Pela primeira vez desde que o país mais jovem do mundo conquistou sua independência, em 2011, a fome persegue sua capital, Juba, devido à nova onda de violência e à piora da crise econômica do país.

Como seu marido ganha 200 libras sul-sudanesas (US$ 2,74) por dia vendendo roupas e os preços dos alimentos se multiplicaram por oito nos últimos 12 meses, Kiden, de 32 anos, tem que alimentar sua família com uma panela de ensopado por dia e alguns pedaços de pão. As Nações Unidas estimam que 9 de cada 10 famílias na cidade estão reduzindo o número de refeições.

"Quando costumávamos ter café da manhã, almoço e janta, estava tudo bem", disse Kiden, em entrevista, na choça de um cômodo de sua família, no bairro de Munuki, em Juba. "Agora o dinheiro é insuficiente para comprar tudo isso."

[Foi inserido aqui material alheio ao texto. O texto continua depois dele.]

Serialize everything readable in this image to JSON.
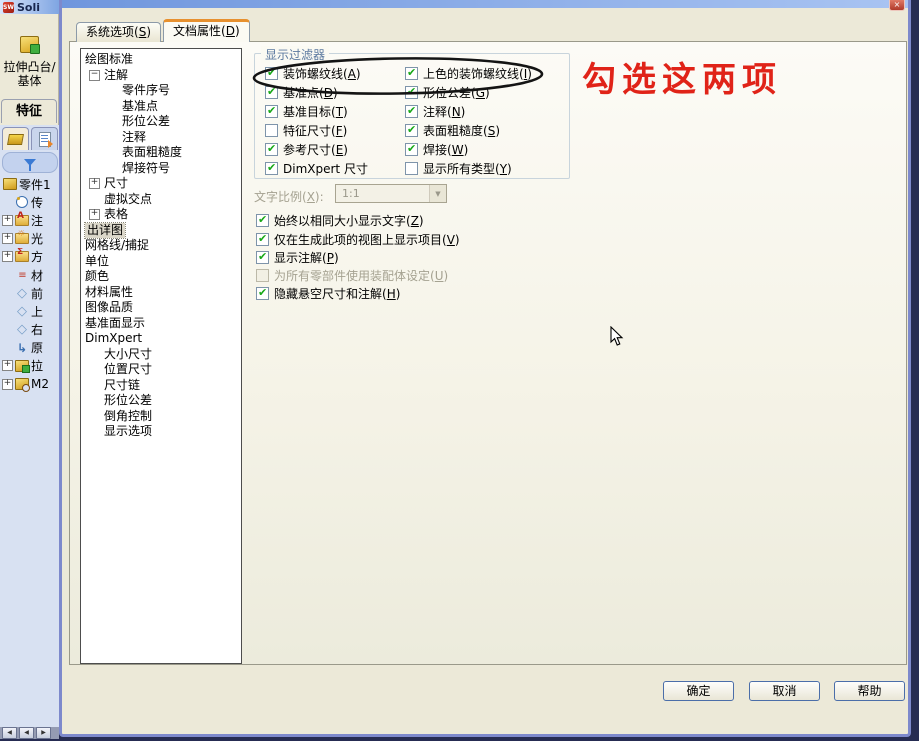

A guerra civil no Sudão do Sul, um país produtor de petróleo, já causou dezenas de milhares de mortes e forçou 3 milhões de pessoas a abandonarem suas casas desde dezembro de 2013, em um dos piores desastres humanitários do mundo.

O Programa Mundial de Alimentos (PMA) das Nações Unidas informou na semana passada que mais da metade de todas as famílias de Juba não tem acesso a uma quantidade suficiente de alimentos, mais que o dobro do número de 2015. Em todo o país, quase um terço dos cerca de 11 milhões de
habitantes enfrenta escassez severa de alimentos, e os níveis de fome deverão dobrar no ano que vem.

A violência e a queda da produção e do preço global do petróleo, praticamente a única fonte de receita do Sudão do Sul, contribuíram para um declínio econômico que fez a inflação chegar a 835,7% em outubro, a taxa mais alta do mundo. A moeda se depreciou de 18 por dólar em dezembro de 2015 para cerca de 73 atualmente. O aumento do desemprego reduziu os ganhos das famílias e forçou-as a diminuir a compra de alimentos, segundo o PMA.

Violência

A guerra civil começou na capital com conflitos entre combatentes leais a diferentes facções do partido do governo e evoluiu para massacres de caráter étnico. Após uma breve interrupção, um governo de transição formado para tentar acabar com a guerra foi envolvido novamente na turbulência em julho com novos conflitos em Juba entre facções leais ao presidente e ao vice-presidente que deixaram pelo menos 270 mortos.

O governo do Sudão do Sul está trabalhando em iniciativas de combate à fome, ajudando as comunidades empresariais a importar alimentos, trabalhando com organizações humanitárias e aumentando a segurança para incentivar a produção agrícola, disse o vice-ministro da Informação, Akol Paul Kordit, por telefone.